Hypocrisy - or just deeply troubling optics?
Defenders of the administration will say: inviting Malala to campus and enforcing UC policy on discrimination are not contradictory. They will argue that the LSA resolution crossed a line by targeting people and institutions linked to Israel, and that the university would have responded the same way regardless of May’s board memberships.
Perhaps.
But the appearance still matters.
When students see that their chancellor receives compensation from a company closely associated with defense and security work, and at the same time watch their peers face suspension over pro-Palestinian organizing, it is hardly surprising that some question whose interests the institution is prioritizing.
When that same chancellor then highlights Malala’s visit as proof of the university’s moral courage, many observers see a striking contradiction, and some describe that gap as hypocritical.
Malala’s story is not about safe, officially sanctioned speech. It is about speaking truth to power when institutions would prefer silence.
To celebrate her on stage while, at the same time, taking disciplinary actions that many students experience as suppressing pro-Palestinian speech risks turning her courage into a marketing asset rather than the moral challenge she represents.
What should change?
I do not write this to demonize Gary May as an individual.
The problem is bigger than one person.
It is a symptom of a broader drift in higher education, where corporate board seats and defense-industry partnerships are treated as signs of thought leadership rather than sources of ethical tension.
Still, leadership is about choices.
If we want students to believe that UC Davis is truly committed to human rights, free inquiry, and ethical governance, several steps seem necessary:
In light of these tensions, I believe Chancellor May should seriously consider stepping down from the Leidos board; if he chooses not to, many will reasonably argue that he ought to step aside as chancellor.
It is very difficult, in my view, to credibly lead a public research university through a crisis over war and occupation while simultaneously receiving compensation from a company so closely enmeshed in the related defense and security apparatus.
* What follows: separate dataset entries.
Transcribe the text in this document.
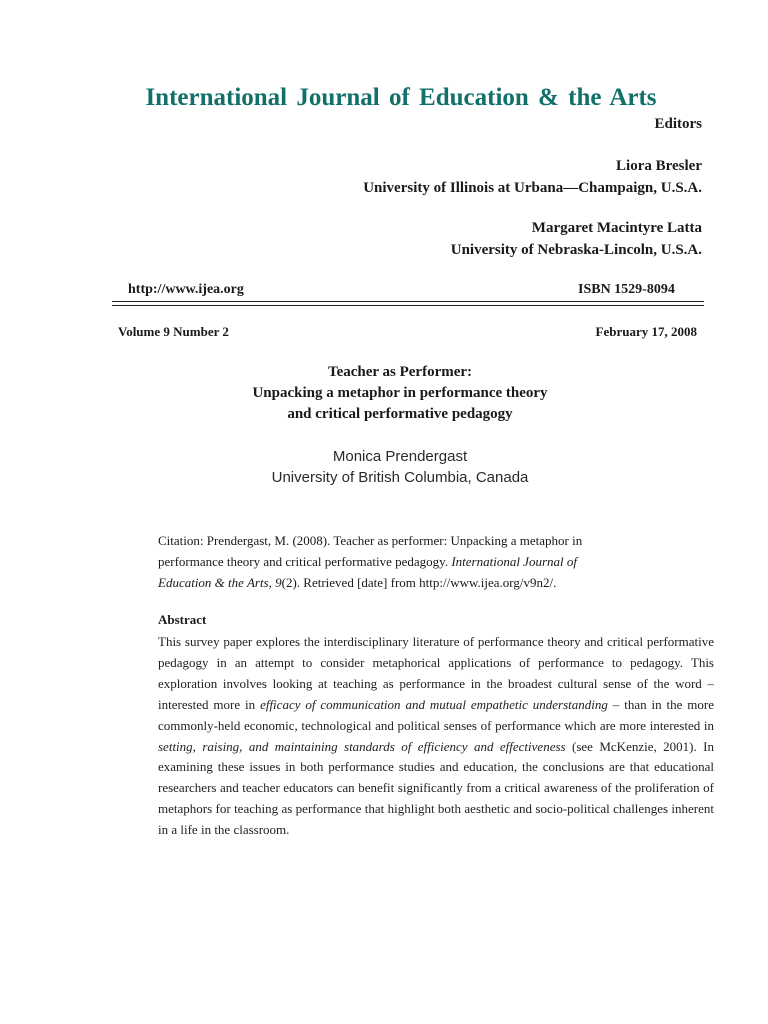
International Journal of Education & the Arts
Editors
Liora Bresler
University of Illinois at Urbana—Champaign, U.S.A.
Margaret Macintyre Latta
University of Nebraska-Lincoln, U.S.A.
http://www.ijea.org	ISBN 1529-8094
Volume 9 Number 2	February 17, 2008
Teacher as Performer:
Unpacking a metaphor in performance theory
and critical performative pedagogy
Monica Prendergast
University of British Columbia, Canada
Citation: Prendergast, M. (2008). Teacher as performer: Unpacking a metaphor in performance theory and critical performative pedagogy. International Journal of Education & the Arts, 9(2). Retrieved [date] from http://www.ijea.org/v9n2/.
Abstract
This survey paper explores the interdisciplinary literature of performance theory and critical performative pedagogy in an attempt to consider metaphorical applications of performance to pedagogy. This exploration involves looking at teaching as performance in the broadest cultural sense of the word – interested more in efficacy of communication and mutual empathetic understanding – than in the more commonly-held economic, technological and political senses of performance which are more interested in setting, raising, and maintaining standards of efficiency and effectiveness (see McKenzie, 2001). In examining these issues in both performance studies and education, the conclusions are that educational researchers and teacher educators can benefit significantly from a critical awareness of the proliferation of metaphors for teaching as performance that highlight both aesthetic and socio-political challenges inherent in a life in the classroom.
The suspension of the Law Students Association should be independently reviewed.
Not only for legal compliance, but to reassure the community that anti-discrimination rules are not being applied in ways that disproportionately burden unpopular political positions.
This should be done with student participation, to ensure that UC policies are not being weaponized to punish unpopular political positions.
If the LSA resolution genuinely violated anti-discrimination rules, that conclusion should be transparently explained and applied consistently across cases.
The UC system should adopt stricter norms for senior administrators’ outside corporate roles.
This should be done especially in defense, surveillance, and industries that intersect directly with contested human-rights issues.
In my view, disclosure alone is not enough; some outside roles sit in deep tension with the mission and values of a public university.
At the Mondavi Center, Malala reminded us that courage is not a brand; it is a practice.
Courage means taking risks, telling inconvenient truths, and listening when those with less power demand accountability.
Right now, many UC Davis students, including those who care deeply about Palestinian lives, do not feel that same courage from their chancellor or their institution.
Until we confront the dissonance between who we put on our stages and where our leaders sit on corporate boards, that distrust will only deepen.
Malala came here to talk about education and justice.
The question now is whether UC Davis and Chancellor May are prepared to learn from her, or merely to use her image while carrying on with business as usual.